Jurnal1jambi.com,- Satuan Reserse Kriminal (Satreskrim) Polres Muaro Jambi bersama Polsek Sekernan menindak aktivitas Penambangan Emas Tanpa Izin (PETI) di kawasan Daerah Aliran Sungai (DAS) Batanghari, Kecamatan Sekernan, Kabupaten Muaro Jambi, 10/09/2026. Dalam operasi tersebut, petugas menemukan sedikitnya 10 unit ketek atau rakit yang diduga digunakan untuk aktivitas penambangan emas ilegal setelah ditinggalkan para pekerjanya yang melarikan diri.

Operasi dipimpin langsung Kasat Reskrim Polres Muaro Jambi, AKP M. Robby Nizar, S.Tr.K., S.I.K., dan melibatkan personel Unit Tipidter Satreskrim serta Unit Reskrim Polsek Sekernan.

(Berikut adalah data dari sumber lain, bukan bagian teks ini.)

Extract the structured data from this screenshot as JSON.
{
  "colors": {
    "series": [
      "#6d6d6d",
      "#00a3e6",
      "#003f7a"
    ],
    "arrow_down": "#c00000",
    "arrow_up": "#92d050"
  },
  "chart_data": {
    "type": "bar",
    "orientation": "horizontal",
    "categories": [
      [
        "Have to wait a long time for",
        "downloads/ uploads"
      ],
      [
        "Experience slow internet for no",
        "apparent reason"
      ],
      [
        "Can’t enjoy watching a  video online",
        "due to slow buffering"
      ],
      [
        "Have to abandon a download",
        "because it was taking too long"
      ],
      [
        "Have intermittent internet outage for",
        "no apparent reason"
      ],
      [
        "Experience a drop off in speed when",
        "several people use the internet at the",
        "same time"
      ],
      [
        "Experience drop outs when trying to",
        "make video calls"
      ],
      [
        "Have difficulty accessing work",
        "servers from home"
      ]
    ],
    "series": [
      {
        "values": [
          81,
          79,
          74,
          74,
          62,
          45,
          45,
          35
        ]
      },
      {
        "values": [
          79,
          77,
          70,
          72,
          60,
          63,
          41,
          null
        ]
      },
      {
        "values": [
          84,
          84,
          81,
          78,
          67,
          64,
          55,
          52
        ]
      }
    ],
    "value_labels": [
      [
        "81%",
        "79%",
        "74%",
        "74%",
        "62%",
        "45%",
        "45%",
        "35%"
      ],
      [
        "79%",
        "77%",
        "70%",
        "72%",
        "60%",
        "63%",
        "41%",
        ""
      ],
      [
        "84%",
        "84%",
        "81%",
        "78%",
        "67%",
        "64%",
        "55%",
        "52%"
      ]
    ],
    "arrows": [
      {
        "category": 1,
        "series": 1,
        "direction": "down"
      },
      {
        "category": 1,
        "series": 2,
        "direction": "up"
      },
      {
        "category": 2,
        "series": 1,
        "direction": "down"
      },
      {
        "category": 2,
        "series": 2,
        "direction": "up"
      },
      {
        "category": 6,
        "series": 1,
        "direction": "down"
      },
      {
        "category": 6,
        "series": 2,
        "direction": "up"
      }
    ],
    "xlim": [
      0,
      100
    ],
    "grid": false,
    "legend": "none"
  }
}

Penindakan dilakukan setelah kepolisian menerima laporan masyarakat yang mengaku resah dengan aktivitas PETI di perairan Sungai Batanghari. Tim lebih dahulu menggelar apel kesiapan pada pukul 11.00 WIB sebelum bergerak menuju lokasi menggunakan transportasi air.

“Begitu mendapat laporan dari masyarakat, kami langsung bergerak cepat melakukan penyelidikan dan turun ke lapangan untuk memastikan kebenaran informasi tersebut,” ujar AKP M. Robby Nizar. Ia menjelaskan, saat petugas mendekati lokasi sekitar pukul 11.30 WIB, para pekerja diduga telah mengetahui kedatangan aparat sehingga bergegas melarikan diri ke daratan dan meninggalkan rakit-rakit penambangan.

Hasil penyisiran di lokasi menemukan sekitar 10 unit ketek yang diduga digunakan sebagai sarana penambangan emas tanpa izin. Dari atas rakit tersebut, petugas mengamankan sejumlah barang bukti berupa karpet penyaring partikel emas dan alat penyaring batuan jenis kerikil yang diduga digunakan dalam aktivitas penambangan.

Selain melakukan penindakan, personel kepolisian juga memberikan imbauan kepada masyarakat agar tidak terlibat dalam aktivitas PETI. Menurut AKP Robby, selain melanggar ketentuan hukum, praktik penambangan ilegal berpotensi merusak ekosistem serta mencemari Daerah Aliran Sungai Batanghari yang menjadi sumber kehidupan masyarakat.

Operasi yang berlangsung hingga pukul 14.00 WIB itu berjalan aman dan lancar tanpa kendala berarti. Meski belum ada pelaku yang berhasil diamankan karena seluruh pekerja melarikan diri sebelum petugas tiba di lokasi, barang bukti yang ditemukan menjadi bagian dari proses penegakan hukum dan pendalaman lebih lanjut terhadap aktivitas PETI di kawasan tersebut.

Polres Muaro Jambi menegaskan akan terus meningkatkan pengawasan di sejumlah titik yang dinilai rawan terjadi penambangan emas tanpa izin. Kepolisian juga mengajak masyarakat untuk terus berperan aktif melaporkan aktivitas ilegal sebagai bagian dari upaya menjaga kelestarian lingkungan serta mendukung penegakan hukum di wilayah Kabupaten Muaro Jambi.